Perda de biodiversidade
Cada pixel no mapa representa o número de espécies de mamíferos e aves que estão ameaçadas e cujos habitats coincidem com áreas destinadas a plantações e pastagens. A agricultura utiliza aproximadamente 30% das áreas antes ocupadas por florestas no mundo, resultando em cerca de 35% de perdas da riqueza das espécies locais. O uso dominante de terras para a agricultura torna especialmente difícil para espécies com ampla distribuição a coexistência com os seres humanos. A perda de biodiversidade prejudica a contribuição da natureza com as pessoas, com o processo de polinização e o controle natural de pragas, levando à redução da produção agrícola.
Poluição
Cada pixel no mapa representa o excesso de quantidade de fósforo usado em plantações no planeta. Fertilizantes da agricultura, incluindo sintéticos, baseados em animais (como esterco) e baseados em plantas (legumes), permitiram que a produção agrícola global crescesse durante os últimos 50 anos. No entanto, às vezes o uso desses fertilizantes é excessivo. O fósforo é um ingrediente-chave em muitos fertilizantes e a sua aplicação em excesso tem impactado negativamente em nossos sistemas de água fresca através da eutrofização – crescimento descontrolado de plantas aquáticas, que reduzem a disponibilidade de oxigênio para espécies animais. Nitrogênio em excesso, muitas vezes aplicado junto com o fósforo, também tem um custo alto para a saúde humana através da poluição da água potável.
Consumo de água
Cada pixel no mapa representa a quantidade de água subterrânea extraída em diferentes baías hidrográficas ao redor do planeta.

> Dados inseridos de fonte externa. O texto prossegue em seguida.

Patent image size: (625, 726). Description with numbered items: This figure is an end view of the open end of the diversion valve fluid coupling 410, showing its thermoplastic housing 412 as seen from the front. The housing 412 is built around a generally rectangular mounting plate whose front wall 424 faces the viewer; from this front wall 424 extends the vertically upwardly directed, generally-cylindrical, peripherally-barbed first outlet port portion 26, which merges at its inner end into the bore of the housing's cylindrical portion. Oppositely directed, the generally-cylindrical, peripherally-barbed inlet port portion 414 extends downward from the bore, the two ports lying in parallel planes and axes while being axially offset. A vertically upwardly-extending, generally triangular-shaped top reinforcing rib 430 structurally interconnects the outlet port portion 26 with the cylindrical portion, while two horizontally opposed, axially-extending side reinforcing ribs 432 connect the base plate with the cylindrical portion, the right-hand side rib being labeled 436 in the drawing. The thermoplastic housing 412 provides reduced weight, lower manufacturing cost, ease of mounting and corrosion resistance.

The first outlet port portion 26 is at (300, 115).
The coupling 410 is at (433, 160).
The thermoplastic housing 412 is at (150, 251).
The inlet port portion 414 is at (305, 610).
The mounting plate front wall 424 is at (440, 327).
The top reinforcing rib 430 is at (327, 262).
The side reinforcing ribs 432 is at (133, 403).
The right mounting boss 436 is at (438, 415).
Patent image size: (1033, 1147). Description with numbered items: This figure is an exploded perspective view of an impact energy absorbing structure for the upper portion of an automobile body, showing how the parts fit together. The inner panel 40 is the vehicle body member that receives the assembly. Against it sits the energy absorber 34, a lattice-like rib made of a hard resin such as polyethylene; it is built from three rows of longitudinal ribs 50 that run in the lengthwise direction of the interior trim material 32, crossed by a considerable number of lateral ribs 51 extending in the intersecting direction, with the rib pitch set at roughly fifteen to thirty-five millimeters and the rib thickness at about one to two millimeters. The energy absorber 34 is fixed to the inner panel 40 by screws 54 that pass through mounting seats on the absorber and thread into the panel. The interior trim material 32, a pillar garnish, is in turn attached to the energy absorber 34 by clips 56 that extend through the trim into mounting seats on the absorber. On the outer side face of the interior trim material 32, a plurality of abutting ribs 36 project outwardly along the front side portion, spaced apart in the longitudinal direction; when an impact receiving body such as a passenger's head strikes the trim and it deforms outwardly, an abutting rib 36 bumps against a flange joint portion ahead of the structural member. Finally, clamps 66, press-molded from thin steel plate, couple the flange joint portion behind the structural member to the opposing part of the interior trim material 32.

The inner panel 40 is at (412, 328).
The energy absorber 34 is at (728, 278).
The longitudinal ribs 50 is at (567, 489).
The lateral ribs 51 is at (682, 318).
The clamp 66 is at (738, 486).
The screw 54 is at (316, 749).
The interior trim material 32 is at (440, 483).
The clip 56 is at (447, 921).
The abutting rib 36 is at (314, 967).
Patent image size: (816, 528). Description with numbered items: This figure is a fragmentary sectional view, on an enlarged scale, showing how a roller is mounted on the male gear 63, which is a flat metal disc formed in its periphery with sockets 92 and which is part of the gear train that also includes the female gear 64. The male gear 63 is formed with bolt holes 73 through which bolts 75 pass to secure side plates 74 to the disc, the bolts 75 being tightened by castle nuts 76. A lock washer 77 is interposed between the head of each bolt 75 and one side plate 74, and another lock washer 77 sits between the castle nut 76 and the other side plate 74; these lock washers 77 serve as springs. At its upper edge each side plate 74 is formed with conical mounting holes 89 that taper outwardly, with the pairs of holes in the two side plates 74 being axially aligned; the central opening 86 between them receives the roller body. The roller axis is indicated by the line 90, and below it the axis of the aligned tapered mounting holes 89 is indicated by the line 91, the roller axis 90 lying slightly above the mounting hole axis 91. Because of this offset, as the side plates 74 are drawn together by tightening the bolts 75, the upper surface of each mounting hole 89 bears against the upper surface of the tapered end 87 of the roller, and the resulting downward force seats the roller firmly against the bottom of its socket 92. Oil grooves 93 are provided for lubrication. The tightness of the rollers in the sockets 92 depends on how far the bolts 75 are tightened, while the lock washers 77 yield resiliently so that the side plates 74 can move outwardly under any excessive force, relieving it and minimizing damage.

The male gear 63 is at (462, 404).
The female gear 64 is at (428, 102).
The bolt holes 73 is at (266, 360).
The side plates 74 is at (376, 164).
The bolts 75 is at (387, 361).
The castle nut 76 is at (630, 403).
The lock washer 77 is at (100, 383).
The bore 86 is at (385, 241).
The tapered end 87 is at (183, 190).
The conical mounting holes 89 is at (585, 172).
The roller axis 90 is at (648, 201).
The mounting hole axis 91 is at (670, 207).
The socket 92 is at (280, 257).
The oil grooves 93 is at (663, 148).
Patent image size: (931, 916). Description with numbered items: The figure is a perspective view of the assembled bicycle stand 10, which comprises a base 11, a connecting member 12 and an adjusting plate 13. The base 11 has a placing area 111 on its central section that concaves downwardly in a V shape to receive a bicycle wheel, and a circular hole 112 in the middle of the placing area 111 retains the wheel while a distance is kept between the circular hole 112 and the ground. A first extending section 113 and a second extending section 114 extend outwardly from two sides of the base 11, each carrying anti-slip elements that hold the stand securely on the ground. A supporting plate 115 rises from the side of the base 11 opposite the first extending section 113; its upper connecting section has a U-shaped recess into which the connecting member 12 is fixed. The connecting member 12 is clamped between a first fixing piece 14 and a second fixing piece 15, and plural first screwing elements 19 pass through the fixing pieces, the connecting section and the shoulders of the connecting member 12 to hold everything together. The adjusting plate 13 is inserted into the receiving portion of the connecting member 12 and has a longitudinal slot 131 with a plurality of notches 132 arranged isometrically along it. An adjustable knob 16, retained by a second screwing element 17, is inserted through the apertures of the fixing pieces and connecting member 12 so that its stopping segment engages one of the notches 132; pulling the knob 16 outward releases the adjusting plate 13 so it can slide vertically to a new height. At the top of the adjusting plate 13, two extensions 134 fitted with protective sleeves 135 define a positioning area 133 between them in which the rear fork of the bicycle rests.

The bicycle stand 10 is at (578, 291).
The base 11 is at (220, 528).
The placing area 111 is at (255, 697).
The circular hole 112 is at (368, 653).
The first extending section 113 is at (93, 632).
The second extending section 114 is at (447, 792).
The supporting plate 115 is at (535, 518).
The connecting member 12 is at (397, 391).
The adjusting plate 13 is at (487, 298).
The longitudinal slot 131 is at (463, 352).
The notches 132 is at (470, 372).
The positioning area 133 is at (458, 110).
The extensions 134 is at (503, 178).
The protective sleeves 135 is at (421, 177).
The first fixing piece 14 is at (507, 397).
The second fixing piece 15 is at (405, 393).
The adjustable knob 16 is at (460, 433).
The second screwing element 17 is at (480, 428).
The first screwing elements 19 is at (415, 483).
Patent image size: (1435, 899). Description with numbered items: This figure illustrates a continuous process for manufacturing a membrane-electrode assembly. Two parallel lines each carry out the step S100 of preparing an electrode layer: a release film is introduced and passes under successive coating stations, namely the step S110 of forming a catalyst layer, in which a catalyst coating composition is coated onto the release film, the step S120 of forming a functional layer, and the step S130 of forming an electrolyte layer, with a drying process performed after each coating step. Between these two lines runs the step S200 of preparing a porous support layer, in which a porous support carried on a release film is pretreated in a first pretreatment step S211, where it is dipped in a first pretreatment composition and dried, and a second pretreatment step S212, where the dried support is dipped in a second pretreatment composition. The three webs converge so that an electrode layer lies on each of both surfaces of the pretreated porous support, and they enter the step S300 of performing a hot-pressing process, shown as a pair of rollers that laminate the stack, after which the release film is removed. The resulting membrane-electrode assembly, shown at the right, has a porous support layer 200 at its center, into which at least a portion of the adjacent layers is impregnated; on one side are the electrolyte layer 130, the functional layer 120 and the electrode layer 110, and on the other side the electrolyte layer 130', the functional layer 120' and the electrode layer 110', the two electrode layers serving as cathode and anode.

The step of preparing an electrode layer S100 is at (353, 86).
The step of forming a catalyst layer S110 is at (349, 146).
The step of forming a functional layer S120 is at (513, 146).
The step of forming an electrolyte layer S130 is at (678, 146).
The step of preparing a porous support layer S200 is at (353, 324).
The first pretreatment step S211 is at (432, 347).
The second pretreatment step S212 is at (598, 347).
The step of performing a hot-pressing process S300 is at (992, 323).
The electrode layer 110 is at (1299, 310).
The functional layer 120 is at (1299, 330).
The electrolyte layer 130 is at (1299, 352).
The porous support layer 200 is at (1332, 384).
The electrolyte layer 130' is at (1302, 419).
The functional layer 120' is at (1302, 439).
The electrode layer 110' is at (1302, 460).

A produção agrícola é responsável por mais ou menos 92% da pegada hídrica do mundo. Como consequência, muitos aquíferos ao redor do mundo estão sendo desgastados rapidamente, alguns lagos e pequenos mares secaram e muitos rios não chegam mais aos oceanos. Isso significa, segundo os autores do projeto, que a agricultura é o maior fator na liderança para a insegurança de água à raça humana e a outras espécies no planeta.
Mudanças de dieta
Cada pixel no mapa representa a quantidade de calorias produzidas que estão sendo usadas para alimentar a pecuária (no total, isso corresponde a algo em torno de 36% de todas as calorias produzidas em plantações do globo). O mundo está enfrentando uma séria de problemas interconectados e relacionados ao sistema alimentício, incluindo má nutrição, impactos ambientais e doenças transmissíveis ou não. Uma possível solução para esses problemas seria reduzir as tendências de dietas à base de produtos com origem em animais alimentados com grãos. Isso permitiria o uso de cerca de 70% das calorias utilizadas em rações animais para atender às necessidades humanas de energia e reduziria o impacto da agricultura no ambiente e na saúde humana.
Desperdício
Cada pixel no mapa representa a porcentagem de alimentos desperdiçados em cada país. O mapeamento mostra somente locais com alta densidade populacional (>1.000 pessoas por pixel). Atualmente, quase 25% da comida produzida no mundo não chega a ser consumida. O desperdício de alimento começa no campo, depois da colheita, durante a cadeia produtiva e vai até o varejo e o consumidor. O desperdício por consumidores é muito maior em países da Europa e da América do Norte, enquanto as perdas no campo ocorrem majoritariamente em países africanos, do Sul e do Sudeste Asiático. A redução do total de comida desperdiçada é o maior ponto de alavancagem para um sistema sustentável de comida.
Direito à comida
Cada pixel no mapa representa o número de pessoas ao redor do globo que têm direito constitucional explícito à comida. Incluída no pacto econômico, social e de direitos culturais internacionais da ONU, o direito à comida é claramente reconhecido na constituição de 30 países. Atualmente, cerca de 815 milhões de pessoas no mundo não ingerem calorias suficientes para sustentar suas necessidades diárias de energia. Uma solução para esse problema, e outros relacionados com o nosso insustentável sistema alimentar, seria estabelecer esse direito nas constituições de todas as nações. No entanto, o impacto atual do direito constitucional à comida no sistema de segurança alimentar ainda é desconhecido.